As I saw assemblages in museums and galleries I borrowed this and that. And then as by magic, I started seeing things very much like what I’d created on the page. I didn’t know where I was headed, but I was on the road that led there.

BODINE SHOWS UP

Ray had a friend, someone very much his opposite. He was supremely self-confident, while Ray was tortured by self-doubt. The friend was easy with women and drank from a half full glass. While Ray was an artist at heart, this guy was a scientist.

I made up a story for how he got his name, but it was a lie. No one knows how Robert Hutchinson became Bodine.

He lived up the hill from Ray and owned a garage where he fixed cars–not just for the dough, but as a calling. Engines were subject to the laws of the physical world, as opposed to people.

Bodine had a hidden side, which manifested in his odd collections.
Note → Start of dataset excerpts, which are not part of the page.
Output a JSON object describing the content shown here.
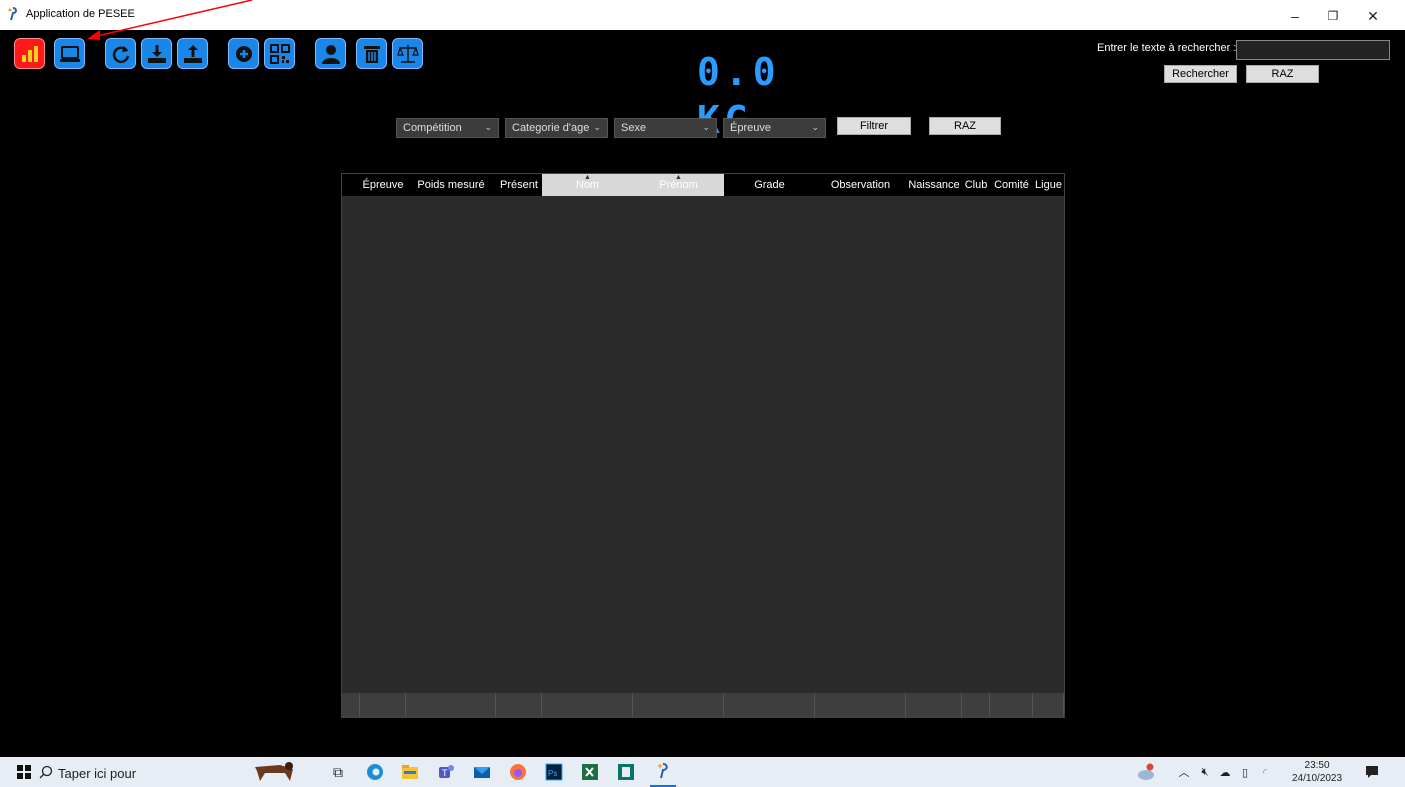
{
  "window": {
    "title": "Application de PESEE",
    "minimize": "–",
    "restore": "❐",
    "close": "✕"
  },
  "toolbar": {
    "buttons": [
      {
        "name": "stats",
        "icon": "bar-chart-icon",
        "color": "#ff1a1a"
      },
      {
        "name": "display",
        "icon": "monitor-icon",
        "color": "#1a86e8"
      },
      {
        "name": "refresh",
        "icon": "refresh-icon",
        "color": "#1a86e8"
      },
      {
        "name": "import",
        "icon": "download-icon",
        "color": "#1a86e8"
      },
      {
        "name": "export",
        "icon": "upload-icon",
        "color": "#1a86e8"
      },
      {
        "name": "add",
        "icon": "plus-circle-icon",
        "color": "#1a86e8"
      },
      {
        "name": "qrcode",
        "icon": "qr-code-icon",
        "color": "#1a86e8"
      },
      {
        "name": "user",
        "icon": "user-icon",
        "color": "#1a86e8"
      },
      {
        "name": "delete",
        "icon": "trash-icon",
        "color": "#1a86e8"
      },
      {
        "name": "balance",
        "icon": "scale-icon",
        "color": "#1a86e8"
      }
    ]
  },
  "weight_display": {
    "value": "0.0 KG",
    "color": "#2a9cff"
  },
  "search": {
    "label": "Entrer le texte à rechercher :",
    "value": "",
    "search_button": "Rechercher",
    "reset_button": "RAZ"
  },
  "filters": {
    "competition": "Compétition",
    "age_category": "Categorie d'age",
    "sex": "Sexe",
    "event": "Épreuve",
    "filter_button": "Filtrer",
    "reset_button": "RAZ"
  },
  "grid": {
    "columns": [
      {
        "label": "Épreuve",
        "sorted": false
      },
      {
        "label": "Poids mesuré",
        "sorted": false
      },
      {
        "label": "Présent",
        "sorted": false
      },
      {
        "label": "Nom",
        "sorted": true
      },
      {
        "label": "Prénom",
        "sorted": true
      },
      {
        "label": "Grade",
        "sorted": false
      },
      {
        "label": "Observation",
        "sorted": false
      },
      {
        "label": "Naissance",
        "sorted": false
      },
      {
        "label": "Club",
        "sorted": false
      },
      {
        "label": "Comité",
        "sorted": false
      },
      {
        "label": "Ligue",
        "sorted": false
      }
    ],
    "rows": []
  },
  "taskbar": {
    "search_placeholder": "Taper ici pour",
    "time": "23:50",
    "date": "24/10/2023",
    "apps": [
      "task-view-icon",
      "edge-icon",
      "explorer-icon",
      "teams-icon",
      "mail-icon",
      "firefox-icon",
      "photoshop-icon",
      "excel-icon",
      "publisher-icon",
      "pesee-app-icon"
    ]
  }
}
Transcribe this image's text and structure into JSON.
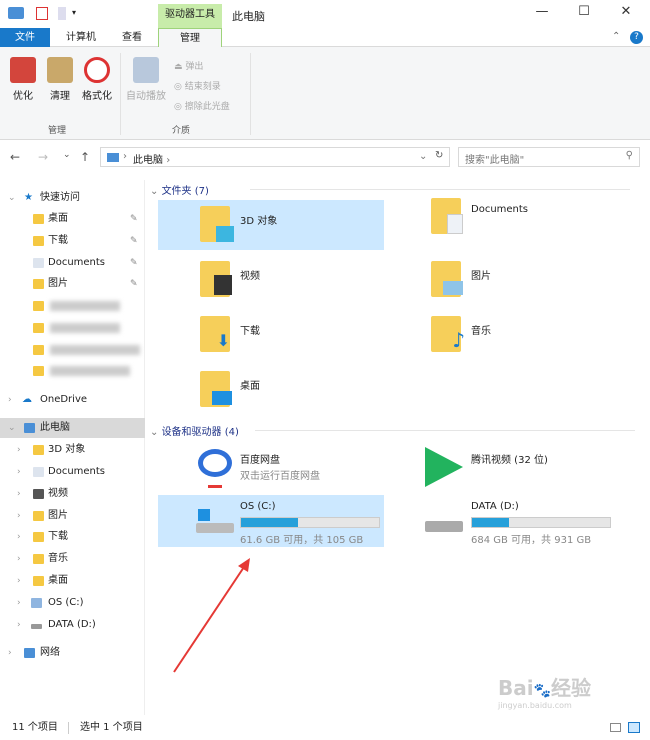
{
  "window": {
    "title": "此电脑",
    "context_tab_header": "驱动器工具",
    "controls": [
      "minimize",
      "maximize",
      "close"
    ]
  },
  "tabs": [
    {
      "label": "文件"
    },
    {
      "label": "计算机"
    },
    {
      "label": "查看"
    },
    {
      "label": "管理"
    }
  ],
  "ribbon": {
    "buttons": [
      {
        "label": "优化",
        "icon": "optimize-icon"
      },
      {
        "label": "清理",
        "icon": "cleanup-icon"
      },
      {
        "label": "格式化",
        "icon": "format-icon"
      },
      {
        "label": "自动播放",
        "icon": "autoplay-icon"
      }
    ],
    "small_buttons": [
      {
        "label": "弹出"
      },
      {
        "label": "结束刻录"
      },
      {
        "label": "擦除此光盘"
      }
    ],
    "groups": [
      "管理",
      "介质"
    ]
  },
  "address": {
    "path": "此电脑",
    "search_placeholder": "搜索\"此电脑\""
  },
  "nav": {
    "quick_access": "快速访问",
    "quick_items": [
      "桌面",
      "下载",
      "Documents",
      "图片"
    ],
    "onedrive": "OneDrive",
    "this_pc": "此电脑",
    "pc_items": [
      "3D 对象",
      "Documents",
      "视频",
      "图片",
      "下载",
      "音乐",
      "桌面",
      "OS (C:)",
      "DATA (D:)"
    ],
    "network": "网络"
  },
  "folders": {
    "header": "文件夹 (7)",
    "items": [
      "3D 对象",
      "Documents",
      "视频",
      "图片",
      "下载",
      "音乐",
      "桌面"
    ]
  },
  "devices": {
    "header": "设备和驱动器 (4)",
    "items": [
      {
        "name": "百度网盘",
        "sub": "双击运行百度网盘"
      },
      {
        "name": "腾讯视频 (32 位)",
        "sub": ""
      },
      {
        "name": "OS (C:)",
        "sub": "61.6 GB 可用，共 105 GB",
        "used_fraction": 0.41
      },
      {
        "name": "DATA (D:)",
        "sub": "684 GB 可用，共 931 GB",
        "used_fraction": 0.27
      }
    ]
  },
  "status": {
    "count": "11 个项目",
    "selected": "选中 1 个项目"
  },
  "watermark": "Baidu 经验 jingyan.baidu.com",
  "colors": {
    "accent": "#1979ca",
    "selection": "#cce8ff",
    "context_tab": "#c8ecaa",
    "bar": "#26a0da",
    "arrow": "#e53935"
  }
}
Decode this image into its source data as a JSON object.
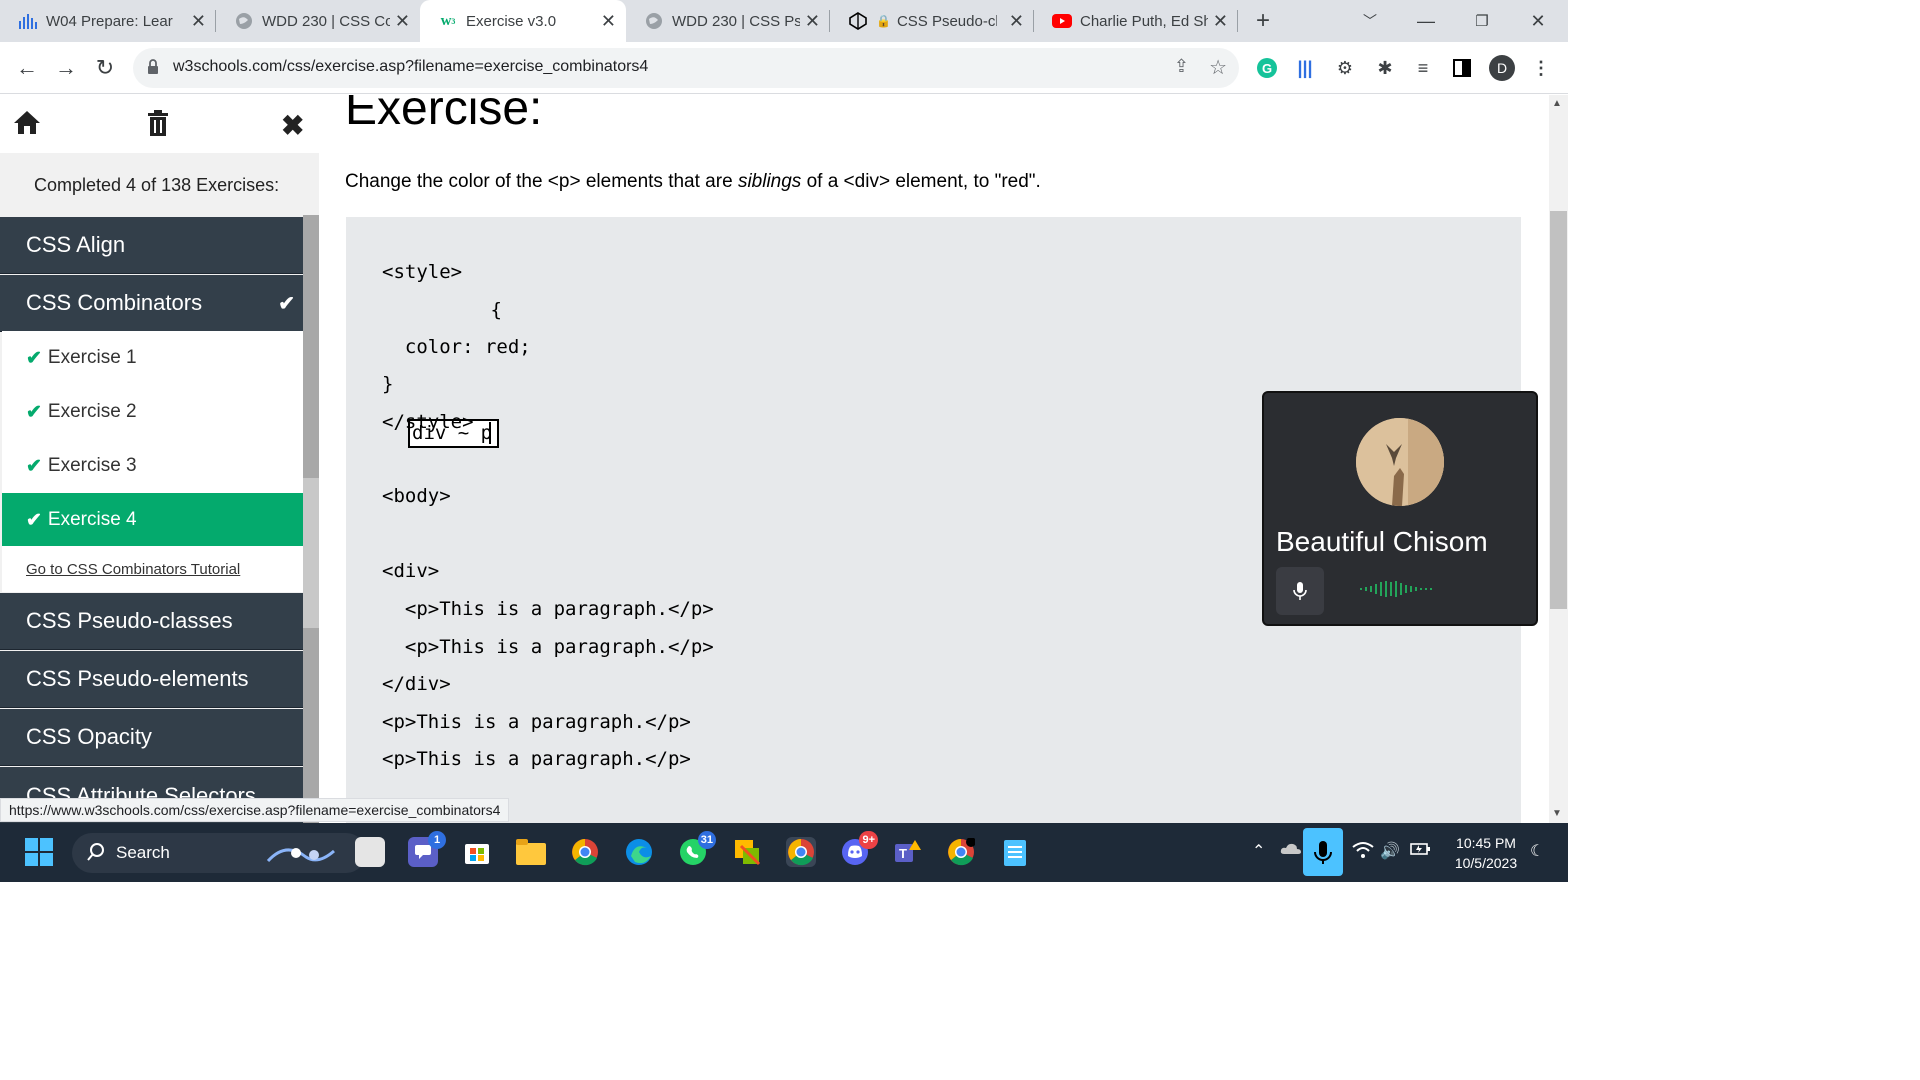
{
  "browser": {
    "tabs": [
      {
        "title": "W04 Prepare: Lear",
        "icon": "canvas-icon"
      },
      {
        "title": "WDD 230 | CSS Co",
        "icon": "globe-icon"
      },
      {
        "title": "Exercise v3.0",
        "icon": "w3schools-icon",
        "active": true
      },
      {
        "title": "WDD 230 | CSS Ps",
        "icon": "globe-icon"
      },
      {
        "title": "CSS Pseudo-cl",
        "icon": "codepen-icon"
      },
      {
        "title": "Charlie Puth, Ed Sh",
        "icon": "youtube-icon"
      }
    ],
    "url": "w3schools.com/css/exercise.asp?filename=exercise_combinators4",
    "profile_initial": "D"
  },
  "sidebar": {
    "progress": "Completed 4 of 138 Exercises:",
    "categories_top": [
      {
        "label": "CSS Align"
      },
      {
        "label": "CSS Combinators",
        "completed": true
      }
    ],
    "exercises": [
      {
        "label": "Exercise 1",
        "done": true
      },
      {
        "label": "Exercise 2",
        "done": true
      },
      {
        "label": "Exercise 3",
        "done": true
      },
      {
        "label": "Exercise 4",
        "done": true,
        "active": true
      }
    ],
    "tutorial_link": "Go to CSS Combinators Tutorial",
    "categories_bottom": [
      {
        "label": "CSS Pseudo-classes"
      },
      {
        "label": "CSS Pseudo-elements"
      },
      {
        "label": "CSS Opacity"
      },
      {
        "label": "CSS Attribute Selectors"
      }
    ]
  },
  "main": {
    "title": "Exercise:",
    "instruction_pre": "Change the color of the <p> elements that are ",
    "instruction_em": "siblings",
    "instruction_post": " of a <div> element, to \"red\".",
    "answer": "div ~ p",
    "code": {
      "style_open": "<style>",
      "brace_open": " {",
      "rule": "  color: red;",
      "brace_close": "}",
      "style_close": "</style>",
      "body_open": "<body>",
      "div_open": "<div>",
      "p1": "  <p>This is a paragraph.</p>",
      "p2": "  <p>This is a paragraph.</p>",
      "div_close": "</div>",
      "p3": "<p>This is a paragraph.</p>",
      "p4": "<p>This is a paragraph.</p>"
    }
  },
  "overlay": {
    "name": "Beautiful  Chisom"
  },
  "status_url": "https://www.w3schools.com/css/exercise.asp?filename=exercise_combinators4",
  "taskbar": {
    "search": "Search",
    "time": "10:45 PM",
    "date": "10/5/2023",
    "badges": {
      "teams_chat": "1",
      "whatsapp": "31",
      "discord": "9+"
    }
  },
  "colors": {
    "w3_green": "#04aa6d",
    "sidebar_dark": "#333f4a",
    "code_bg": "#e7e9eb"
  }
}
A final ghost was calling me. In the late ‘70s I’d worked as a producer at Northern Recording outside of Boston, a music studio set in an old movie theater. Those years learning to arrange and orchestrate, and finally compose were dear to me. Northern had long been shuttered. Its owner, once a friend, had disappeared into the ocean in Rio one night.

Bodine would live in an abandoned theatre on Warren Street. His bedroom and kitchen were in the old offices. Northern had installed a control room in the old projection booth. In Bodine’s theater it would become his office (with a Hammond Organ, a vestige of the real one at Northern.) In the theater proper where Northern recorded bands and even a small orchestra, Bodine would put his museum.

Bodine’s garage moved downtown, across Murder Alley from the theater, with an entrance on Diamond Street.

I visited Hudson on a strange whim. I know it’s crazy, but I was determined to see Bodine’s theater, and his garage.

I walked Warren from top to bottom. No theater. Maybe there’d been in the past….I asked around. The shop owners were friendly, sensing that I wasn’t after their souls, but only a piece of Hudson history.

I was sent to an antique store. It had once been a theater. The owner pointed to the ceiling. “There are still sandbags up there in the crawlspace.”

“Why?”

“In case of fires. It was a primitive sprinkler system.”

Interesting enough, but I was thrilled to have found Bodine’s theater. The woo woo vibe was humming in me. I asked, “Are there any garages around here?”

The woman pointed to the back of the store. “Funny you should ask. There’s one right in back on Columbia Street.”

I walked back and there it was, a handsome red and white brick building, shimmering in the sun like it was actually real.

I wrote a whole back story for Bodine’s garage, how it was his reason for moving to Hudson, and how Ray had followed him…There’s been no room for the garage in any of the books (so far). Did Bodine actually have it? I couldn’t say.

What I did know was that my stories weren’t going to get far in the hands of an auto mechanic. He could fix Ray’s ancient Volvo station wagon, but then what? Bodine took up computer coding, and hacking. Ray and Bodine have been around for ten years. Bodine’s skills become more useful all the time.